I am under impression, that unlike in historical middle ages, the land estates in Westeros are neither splitted among several children, nor combined. Basically, the heir inherits all and if another title comes their way, it goes to a hetherto landless sibling. Am I right?
More or less. Holdings are seldom divided. Nor are they combined, as a rule, although one person could concievably hold more than one title. The other major factor is the current lord -- if one decided to do something unusual with his estates, that would carry weight. (Might also cause disputes, though)
Yet being a landless son of a noble family doesn't prevent one from marriage (as it did in the middle ages). So, is a lord in Westeros bound by law and custom to support his relatives with a designated portion of his income?
No. Some do (the Freys, the Lannisters). Some don't (Gregor Clegane with Sandor). Some put their excess relatives to work (the Freys again) in the castle, or give them vassal holdfasts (the Starks and Targaryens).

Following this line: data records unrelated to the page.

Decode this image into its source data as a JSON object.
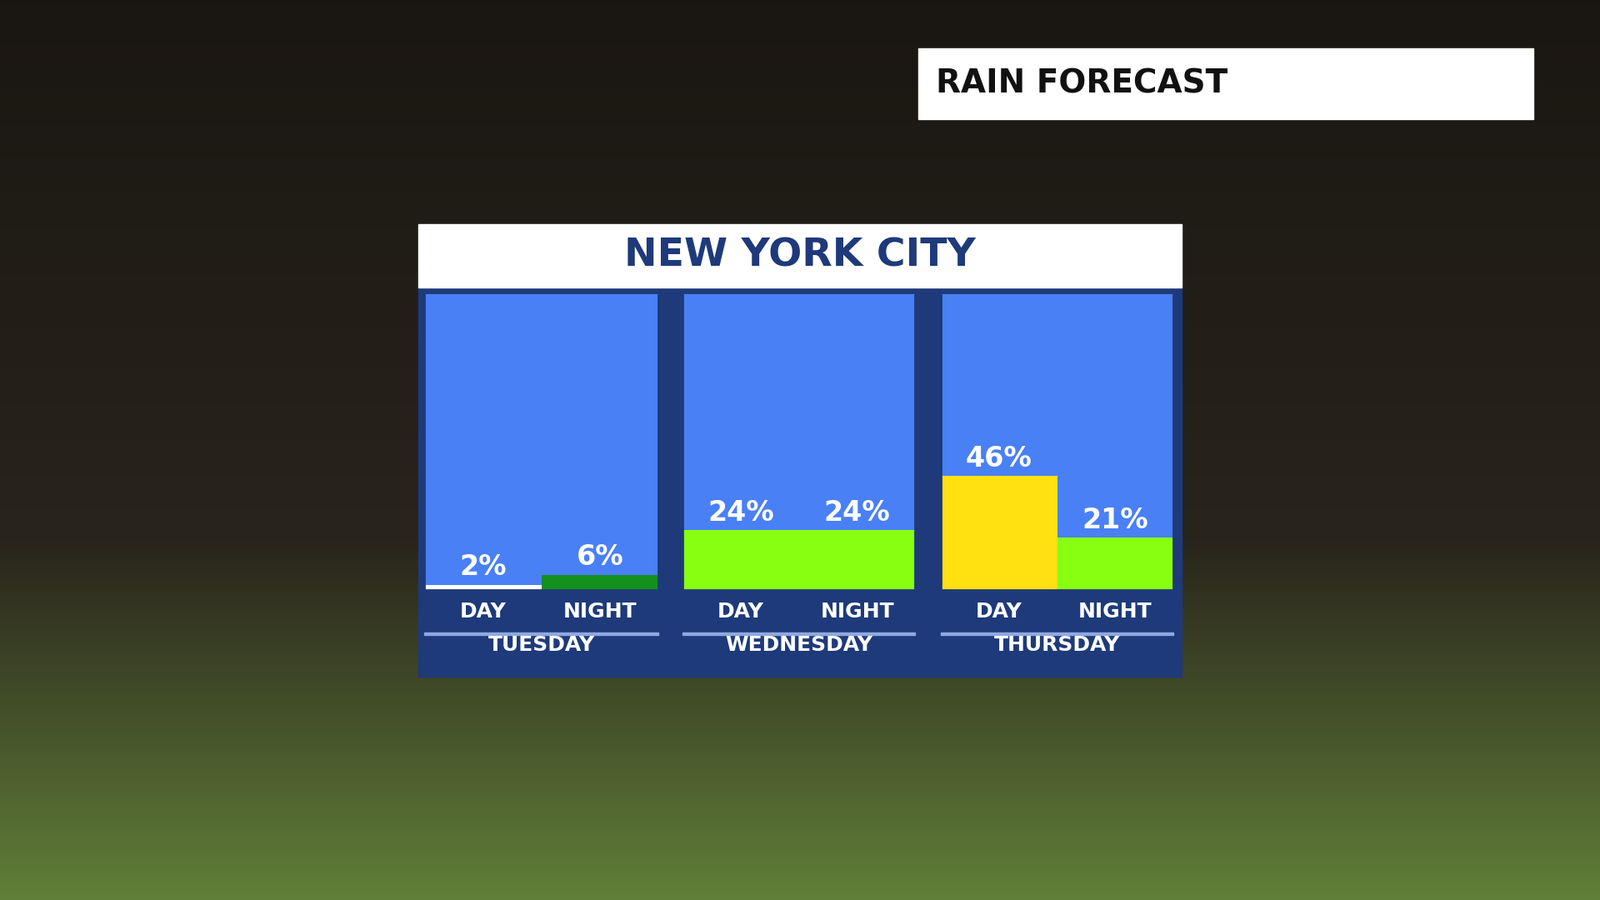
{
  "label": "RAIN FORECAST",
  "title": "NEW YORK CITY",
  "chart_data": [
    {
      "type": "bar",
      "xlabel": "TUESDAY",
      "categories": [
        "DAY",
        "NIGHT"
      ],
      "values": [
        2,
        6
      ],
      "value_labels": [
        "2%",
        "6%"
      ],
      "colors": [
        "#ffffff",
        "#14901c"
      ],
      "ylim": [
        0,
        120
      ],
      "data_labels": true,
      "tick_labels": "x"
    },
    {
      "type": "bar",
      "xlabel": "WEDNESDAY",
      "categories": [
        "DAY",
        "NIGHT"
      ],
      "values": [
        24,
        24
      ],
      "value_labels": [
        "24%",
        "24%"
      ],
      "colors": [
        "#88ff10",
        "#88ff10"
      ],
      "ylim": [
        0,
        120
      ],
      "data_labels": true,
      "tick_labels": "x"
    },
    {
      "type": "bar",
      "xlabel": "THURSDAY",
      "categories": [
        "DAY",
        "NIGHT"
      ],
      "values": [
        46,
        21
      ],
      "value_labels": [
        "46%",
        "21%"
      ],
      "colors": [
        "#ffe010",
        "#88ff10"
      ],
      "ylim": [
        0,
        120
      ],
      "data_labels": true,
      "tick_labels": "x"
    }
  ]
}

And if so, why aren't excessive relatives shunted into the Faith, Citadel, etc. in order to concerve the family fortune?
Some are. The Freys again. The Tyrells as well.
Also, what about dowries?
What about them?
And what's the difference between landed knights (Ser Gregor Clegane) and very small lords (i.e. Lord Baelish the Elder)?
The title. A lord has greater powers of rulership over his domain (the power of pits and gallows, it was called in some medieval cultures) Lord would generally be considered the more prestigious title. A knight is (or was) a fighting man, however; that title has its own specific martial and religious meanings -- and in a culture that reveres the warrior, its own prestige. Not all lords are knights.
A landed knight could concievably have greater holdings than a small lord.